US Ambassador Virginia Palmer: Faults corruption fight
US Ambassador Virginia Palmer, speaking during a reception she hosted in Lilongwe to commemorate her country’s independence on July 4, said the Malawi Government needs to do more to ensure procurement regulations are being observed and that tighten controls to the public purse.
“I think that the bottom line is that there isn’t a sense of accountability at all government level,” said Palmer.
Palmer said if the controls are tighter, the taxpayers and development partners “could get a bang of results for the resources they invest.”
There remains a clear reluctance on the part of the Peter Mutharika government to act against corruption and, more specifically, to act against his allies in the cabinet who appear to have a case to answer as seems to be the situation with the former Minister of Agriculture, Irrigation and Water George Chaponda.
Minister of Foreign Affairs and International Cooperation Francis Kasaila, who was the guest of honour during the USA’s 241st independence anniversary commemoration, said the country is aware of the challenges it faces on graft.
“Everyone is aware about the issue of corruption, but it it one man’s fight? No. It requires all of us working together to be bale to successfully end or significantly reduce corruption,” said Kasaila.
Kasaila said Malawi is learning from America, among others in the areas of democracy, transparency, human rights and respect for the rule of law.
In this regard, he said Malawi is determined to promote good governance in the areas of fiscal and monetary discipline and accountability.
New British High Commissioner Holly Tett was recently quoted as saying her government would welcome authorities to be bolder in their anti-corruption fight by not interfering with the work of institutions such as Anti-Corruption Bureau (ACB) .
University of Malawi political scientist and researcher Boniface Dulani is on record to have observed that efforts to strengthen anti-corruption institutions such as the ACB since Cashgate have not been successful and, instead, confidence in the governance institution continues to go down.

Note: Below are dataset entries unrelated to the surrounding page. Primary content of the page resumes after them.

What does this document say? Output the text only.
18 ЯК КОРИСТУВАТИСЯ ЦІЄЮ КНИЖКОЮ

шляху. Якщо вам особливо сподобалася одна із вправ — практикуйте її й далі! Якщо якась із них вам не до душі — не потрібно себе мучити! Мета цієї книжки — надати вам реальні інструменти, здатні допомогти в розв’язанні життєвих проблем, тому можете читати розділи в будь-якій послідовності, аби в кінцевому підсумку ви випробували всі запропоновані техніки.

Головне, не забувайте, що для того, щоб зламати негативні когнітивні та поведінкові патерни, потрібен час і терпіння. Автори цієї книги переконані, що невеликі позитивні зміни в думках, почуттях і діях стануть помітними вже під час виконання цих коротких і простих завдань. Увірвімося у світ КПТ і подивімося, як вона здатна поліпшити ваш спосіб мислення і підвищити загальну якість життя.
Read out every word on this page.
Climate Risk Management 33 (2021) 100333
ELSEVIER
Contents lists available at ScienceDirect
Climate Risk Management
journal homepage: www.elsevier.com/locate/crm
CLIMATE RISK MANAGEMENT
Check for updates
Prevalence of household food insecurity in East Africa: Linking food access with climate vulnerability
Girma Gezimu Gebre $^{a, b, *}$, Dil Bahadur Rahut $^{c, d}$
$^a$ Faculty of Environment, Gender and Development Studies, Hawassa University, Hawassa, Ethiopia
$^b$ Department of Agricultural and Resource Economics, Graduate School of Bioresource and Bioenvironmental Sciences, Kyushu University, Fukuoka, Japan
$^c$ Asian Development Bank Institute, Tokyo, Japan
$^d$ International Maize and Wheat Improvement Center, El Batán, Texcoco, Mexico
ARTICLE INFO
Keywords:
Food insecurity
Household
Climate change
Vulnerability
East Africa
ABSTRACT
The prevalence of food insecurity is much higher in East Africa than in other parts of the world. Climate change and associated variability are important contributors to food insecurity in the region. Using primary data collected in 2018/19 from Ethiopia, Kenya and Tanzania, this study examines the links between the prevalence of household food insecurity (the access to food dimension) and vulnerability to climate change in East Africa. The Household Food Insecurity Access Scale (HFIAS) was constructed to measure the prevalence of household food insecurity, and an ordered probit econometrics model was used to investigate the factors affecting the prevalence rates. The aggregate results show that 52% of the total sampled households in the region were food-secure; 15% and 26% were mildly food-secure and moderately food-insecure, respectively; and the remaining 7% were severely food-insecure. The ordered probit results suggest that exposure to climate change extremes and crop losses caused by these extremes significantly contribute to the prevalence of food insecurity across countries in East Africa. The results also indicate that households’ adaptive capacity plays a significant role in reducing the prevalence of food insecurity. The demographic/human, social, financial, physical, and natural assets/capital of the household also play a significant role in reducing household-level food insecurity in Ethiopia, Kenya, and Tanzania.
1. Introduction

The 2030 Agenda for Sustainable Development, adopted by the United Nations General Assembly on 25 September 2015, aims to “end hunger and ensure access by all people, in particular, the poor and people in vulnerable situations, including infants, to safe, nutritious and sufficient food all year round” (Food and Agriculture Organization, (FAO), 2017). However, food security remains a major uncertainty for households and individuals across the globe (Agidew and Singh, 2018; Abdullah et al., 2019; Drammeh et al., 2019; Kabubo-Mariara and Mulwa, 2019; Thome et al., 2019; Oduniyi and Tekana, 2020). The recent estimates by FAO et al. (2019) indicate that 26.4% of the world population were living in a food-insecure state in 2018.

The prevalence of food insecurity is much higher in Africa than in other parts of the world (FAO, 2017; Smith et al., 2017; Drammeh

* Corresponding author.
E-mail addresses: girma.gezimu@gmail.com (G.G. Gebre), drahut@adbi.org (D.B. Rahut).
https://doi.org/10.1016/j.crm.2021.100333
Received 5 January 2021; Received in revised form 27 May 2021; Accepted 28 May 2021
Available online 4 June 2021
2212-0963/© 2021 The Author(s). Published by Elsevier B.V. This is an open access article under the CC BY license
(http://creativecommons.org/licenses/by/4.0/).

“Corruption has become so normal, at all levels of society, such that it is a waste of time reporting a suspected corrupt practice. ACB has a huge vacancy of investigators and when they investigate, prosecution is selective,” he said.
Dulani further noted that the perceptions that corruption is on the rise were correct, going by the reports that there was political interference in the completion of investigations on suspected corruption at public institutions such as the Electricity Supply Corporation of Malawi (Escom).
“This is not an ACB problem alone, it is political. When a whole ACB director says he will not continue investigations and has no explanations to make, then you know we have a problem. All this starts from the appointment of people into such institutions, knowing they could be removed anytime makes them align themselves to politicians,” he said.